Dans le quotidien allemand  Die Zeit (Germany), Joachim Fritz-Vannahme salue l'issue de l'épreuve de force engagée entre José-Manuel Barroso et le Parlement, dans laquelle il voit le contraire d'une "crise institutionnelle". Les institutions de l'Union européenne sortent de cette épisode à la fois "plus mûres" et "plus démocratiques", affirme le journaliste de Die Zeit, qui reproche au président désigné du futur Collège de n'avoir pas su comprendre que la Commission avait besoin de s'appuyer sur le Parlement pour asseoir sa position vis-à-vis du Conseil. "Lorsque la Commission se plie de façon trop servile aux souhaits du Conseil, elle se réduit purement et simplement à un instrument bureaucratique", écrit encore Fritz-Vannahme, qui conclut : "Barroso a beaucoup perdu en termes d'image et d'influence, et il ne peut s'en prendre qu'à lui-même. Le Portugais pourra se consoler en pensant que, pour lui, la vie à Bruxelles continue. Peut-être réalisera-t-il même qu'au bout du compte, cet épisode sans précédent marquera une étape décisive sur la voie de la démocratisation et de la politisation des institutions européennes".  

En France, le correspondant de  Libération à Bruxelles, Jean Quatremer, estime que Barroso a fait trois erreurs : "Jouant les petits –et nouveaux– Etats membres contre le couple franco-allemand, les capitales contre les députés, et le Vatican contre leslibéraux, le Président élu de la Commission a perdu trois fois".

Wolfgang Munchau, éditorialiste au  Financial Times , livre un avis encore plus tranché au sujet du président désigné de la future Commission : "M. Barroso s'est lui-même placé dans cette embarrassante situation par un mélange d'arrogance, d'incompétence et d'erreurs d'analyse sur le fonctionnement de l'Europe politique. Jamais dans l'histoire de l'UE un nouveau président de la Commission n'avait perdu tant de crédibilité en si peu de temps. Dire qu'il n'est même pas encore entré en fonctions..."

Le journaliste de la  BBC Angus Roxburgh préfère insister sur la victoire du Parlement. "Il faut remonter à 1998, et à son rôle dans la chute de la Commission Santer, pour retrouver le Parlement dans une telle position de force", écrit Roxburgh.   

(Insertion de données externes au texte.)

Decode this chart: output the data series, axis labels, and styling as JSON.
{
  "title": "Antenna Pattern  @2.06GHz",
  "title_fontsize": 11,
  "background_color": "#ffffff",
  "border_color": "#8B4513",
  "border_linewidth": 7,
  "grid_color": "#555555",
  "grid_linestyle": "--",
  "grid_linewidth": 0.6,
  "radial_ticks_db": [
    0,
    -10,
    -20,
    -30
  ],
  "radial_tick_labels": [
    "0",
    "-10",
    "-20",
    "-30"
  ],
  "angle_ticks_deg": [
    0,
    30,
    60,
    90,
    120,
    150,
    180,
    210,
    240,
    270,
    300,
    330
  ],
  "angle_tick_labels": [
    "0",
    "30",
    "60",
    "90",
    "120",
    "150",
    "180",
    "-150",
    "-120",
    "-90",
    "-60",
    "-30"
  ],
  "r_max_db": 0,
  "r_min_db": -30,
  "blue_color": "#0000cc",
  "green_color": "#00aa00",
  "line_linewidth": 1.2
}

Le  Telegraph , quotidien eurosceptique britannique, prend acte de la montée en puissance du Parlement, tout en mettant en garde contre certains penchants de la sphère politique européenne : "L' EU adopte progressivement le style d'un Etat, un Etat dont les valeurs tendent à aller dans le sens du politiquement correct et d'une sensibilité de gauche". Selon le Telegraph on assiste à l'émergence d'une nouvelle classe politique européenne, coupée des citoyens ordinaires et avide de pouvoir et d'honneurs. Et le quotidien britannique de conclure : "le paradoxe des événements d'hier, c'est qu'ils constituent une grande victoire pour le Parlement européen, mais certainement pas pour la démocratie". 

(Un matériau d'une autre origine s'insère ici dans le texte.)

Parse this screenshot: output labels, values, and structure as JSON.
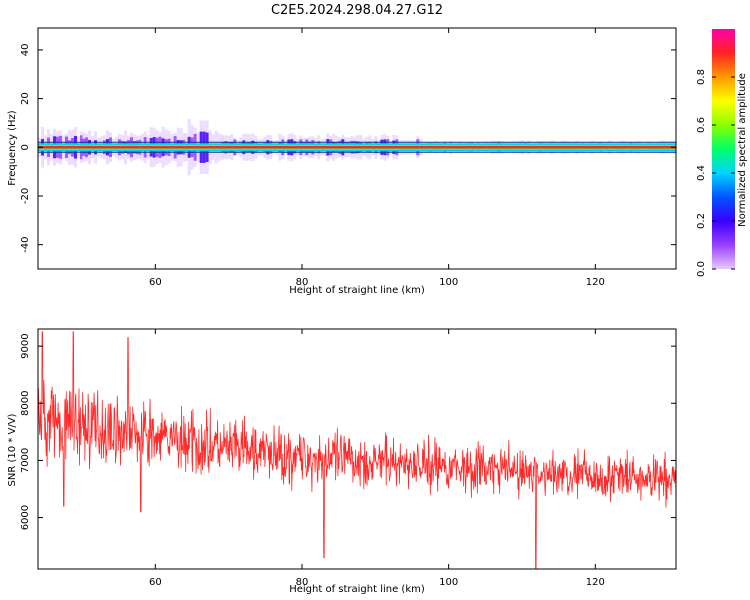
{
  "title": "C2E5.2024.298.04.27.G12",
  "chart_data": [
    {
      "type": "heatmap",
      "xlabel": "Height of straight line (km)",
      "ylabel": "Frequency (Hz)",
      "xlim": [
        44,
        131
      ],
      "ylim": [
        -50,
        49
      ],
      "xticks": [
        60,
        80,
        100,
        120
      ],
      "yticks": [
        -40,
        -20,
        0,
        20,
        40
      ],
      "center_frequency": 0,
      "band_bins": [
        {
          "from": 44,
          "to": 50,
          "halfwidth": 3,
          "peak": "green-red"
        },
        {
          "from": 50,
          "to": 58,
          "halfwidth": 2.5,
          "peak": "green-red"
        },
        {
          "from": 58,
          "to": 64,
          "halfwidth": 3,
          "peak": "green-red"
        },
        {
          "from": 64,
          "to": 69,
          "halfwidth": 4,
          "peak": "green-red"
        },
        {
          "from": 69,
          "to": 96,
          "halfwidth": 2,
          "peak": "red"
        },
        {
          "from": 96,
          "to": 131,
          "halfwidth": 1,
          "peak": "red"
        }
      ],
      "grid": false
    },
    {
      "type": "line",
      "xlabel": "Height of straight line (km)",
      "ylabel": "SNR (10 * V/V)",
      "xlim": [
        44,
        131
      ],
      "ylim": [
        5100,
        9300
      ],
      "xticks": [
        60,
        80,
        100,
        120
      ],
      "yticks": [
        6000,
        7000,
        8000,
        9000
      ],
      "trend": [
        {
          "x": 44,
          "y": 7700
        },
        {
          "x": 50,
          "y": 7600
        },
        {
          "x": 60,
          "y": 7400
        },
        {
          "x": 70,
          "y": 7200
        },
        {
          "x": 80,
          "y": 7050
        },
        {
          "x": 90,
          "y": 6980
        },
        {
          "x": 100,
          "y": 6900
        },
        {
          "x": 110,
          "y": 6800
        },
        {
          "x": 120,
          "y": 6720
        },
        {
          "x": 131,
          "y": 6650
        }
      ],
      "noise_amplitude": [
        {
          "x": 44,
          "y": 700
        },
        {
          "x": 60,
          "y": 600
        },
        {
          "x": 90,
          "y": 500
        },
        {
          "x": 112,
          "y": 450
        },
        {
          "x": 131,
          "y": 420
        }
      ],
      "spikes": [
        {
          "x": 44.6,
          "y": 9250
        },
        {
          "x": 48.8,
          "y": 9250
        },
        {
          "x": 56.3,
          "y": 9150
        },
        {
          "x": 83.0,
          "y": 5300
        },
        {
          "x": 111.9,
          "y": 5100
        },
        {
          "x": 58.0,
          "y": 6100
        },
        {
          "x": 47.5,
          "y": 6200
        }
      ],
      "color": "#ff2a2a",
      "grid": false
    }
  ],
  "colorbar": {
    "label": "Normalized spectral amplitude",
    "ticks": [
      "0.0",
      "0.2",
      "0.4",
      "0.6",
      "0.8"
    ],
    "colors": [
      "#e8c8ff",
      "#9a40ff",
      "#3a00ff",
      "#0055ff",
      "#00d4ff",
      "#00ff66",
      "#8cff00",
      "#ffff00",
      "#ff9900",
      "#ff2222",
      "#ff00aa"
    ]
  }
}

Fabrizio Coisson souligne dans le magasine italien  Panorama  que "l'absence de garanties institutionnelles a été mise en lumière juste avant la signature de la nouvelle Constitution européenne à Rome", et que le temps risque de s'avérer un peu court pour rectifier cet état de fait. 

Contexte : 

Le vote sur le nouveau collège des Commissaires, initialement prévu pour le 27 octobre, vient d'être reporté à une date ultérieure, sur fond de craintes d'un rejet de l'équipe Barroso par le Parlement européen (voir EurActiv  27 octobre 2004 ). Voici un échantillon des réactions enregistrées dans la presse européenne.